North Korea’s Shrinking Pool Of International Relations
North Korea’s propaganda apparatus clings to each and every example that the isolated regime still maintains some friends in the outside world.
But the reality is more stark. While the regime did have ties throughout the communist world, it has found friends harder to hold on to as many of its former friends have abandoned Marxism.
As the U.S.-led campaign of “maximum pressure” continues, Kim Jong Un has found his communist dictatorship increasingly isolated.
One mark of how cut off the regime has become came when Air China announced this week that it had cancelled its route to North Korea due to lack of demand.
While China remains North Korea’s most critical trading partner, relations are fraught. A Chinese envoy returned from North Korea on Nov. 20, with no news or confirmation he met with Kim Jong Un, an unusual twist.
North Korea saw its already isolated position begin to worsen after its Sept. 3 nuclear test when several countries downgraded or broke off diplomatic ties. Spain, Kuwait, Peru, and Mexico ejected North Korea’s ambassadors while Egypt and Uganda broke off military ties.
The Philippines, one of North Korea’s few major trade partners, suspended trade.
Many other countries, like Canada, had already downgraded diplomatic ties with the regime and had sanctions in place prior to the nuclear test.
Russia has reportedly used the breakdown between North Korea and China to try to tighten relations with the Kim regime, which would make it one of the few countries doing so.
Singapore was North Korea’s seventh-largest trading partner, but it announced last week it would cut trade ties with the country.
Last week the State Department also announced Sudan had agreed to sever all trade and military ties with North Korea.
As the regime grows more isolated, it’s remaining ties become more meaningful.
Last week, the regime dispatched its foreign minister, Ri Yong Ho, to Cuba, according to the Korean Central News Agency.
The rare diplomatic exchange made headlines for being one of the few overt examples of diplomatic relations between North Korea and another country.
While the connection gives North Korea some public support, the limited trade relationship with Cuba does little to resolve the regime’s pressing economic issues.
The regime has also maintained ties with Iran, a relationship that dates back to the 1980s. Iran and North Korea forged relations when the Kim regime supplied Iran with missiles while it was under an arms embargo.
North Korea has other relationships with some African countries, but meaningful ties to countries it can trade with are gradually dissolving.
Some of North Korea’s longest standing relationships are with Bulgaria, Pakistan, and Malaysia.
Bulgaria, however, is also pursuing closer ties with South Korea and has publicly criticized North Korea’s nuclear program.

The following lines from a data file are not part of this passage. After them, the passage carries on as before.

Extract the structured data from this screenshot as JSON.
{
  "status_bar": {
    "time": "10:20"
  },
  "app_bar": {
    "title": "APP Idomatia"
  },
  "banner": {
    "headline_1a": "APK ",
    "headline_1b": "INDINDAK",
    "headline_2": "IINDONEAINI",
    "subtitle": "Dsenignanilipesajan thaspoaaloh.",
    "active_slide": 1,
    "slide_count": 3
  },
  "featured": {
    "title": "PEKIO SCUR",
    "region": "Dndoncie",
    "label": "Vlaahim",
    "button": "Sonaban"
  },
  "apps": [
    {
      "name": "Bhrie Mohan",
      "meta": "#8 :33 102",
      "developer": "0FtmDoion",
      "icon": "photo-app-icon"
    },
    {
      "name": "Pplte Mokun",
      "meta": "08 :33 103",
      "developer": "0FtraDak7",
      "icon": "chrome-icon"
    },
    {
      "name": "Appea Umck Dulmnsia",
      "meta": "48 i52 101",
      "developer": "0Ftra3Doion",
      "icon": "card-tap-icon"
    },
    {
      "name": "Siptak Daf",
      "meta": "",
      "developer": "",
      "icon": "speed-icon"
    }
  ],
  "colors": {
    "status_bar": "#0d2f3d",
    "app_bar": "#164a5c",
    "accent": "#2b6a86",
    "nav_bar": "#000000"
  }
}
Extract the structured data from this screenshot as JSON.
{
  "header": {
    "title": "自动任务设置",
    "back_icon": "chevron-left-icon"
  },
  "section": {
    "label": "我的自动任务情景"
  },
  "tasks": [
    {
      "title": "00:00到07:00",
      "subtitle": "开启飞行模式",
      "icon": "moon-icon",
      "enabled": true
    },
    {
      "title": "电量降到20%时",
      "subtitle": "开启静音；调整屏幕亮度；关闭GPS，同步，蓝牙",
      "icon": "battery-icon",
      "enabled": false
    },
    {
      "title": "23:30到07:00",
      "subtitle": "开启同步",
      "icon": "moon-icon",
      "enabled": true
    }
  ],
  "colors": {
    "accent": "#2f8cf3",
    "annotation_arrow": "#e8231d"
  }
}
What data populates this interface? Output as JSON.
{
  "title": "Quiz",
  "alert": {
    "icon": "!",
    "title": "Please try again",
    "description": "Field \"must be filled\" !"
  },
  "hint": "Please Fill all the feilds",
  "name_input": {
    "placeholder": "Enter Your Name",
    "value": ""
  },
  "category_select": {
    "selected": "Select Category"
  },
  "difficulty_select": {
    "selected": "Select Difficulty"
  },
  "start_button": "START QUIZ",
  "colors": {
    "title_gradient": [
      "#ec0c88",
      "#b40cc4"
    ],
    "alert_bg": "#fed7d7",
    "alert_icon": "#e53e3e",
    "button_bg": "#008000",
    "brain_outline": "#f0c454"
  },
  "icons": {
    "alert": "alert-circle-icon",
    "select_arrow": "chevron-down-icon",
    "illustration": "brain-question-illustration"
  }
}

Pakistan has been an important arms customer of North Korea’s and reportedly bought long-range missiles from the Kim regime while offering civilian nuclear technology.
While details of the current relationship are hard to obtain, Pakistan issued a carefully worded statement maintaining that North Korea should comply with UN Security Council sanctions.
Malaysia, another nation North Korea had long standing ties with, also downgraded its relations with North Korea, withdrawing its ambassador and instituting a travel ban in September.
Pressure from the United States has pushed Malaysia to limit bilateral ties with North Korea, and the Kim regime’s presumed assassination of Kim’s estranged half-brother Kim Jong-nam at Malaysia’s Kuala Lumpur International Airport in February also had an impact.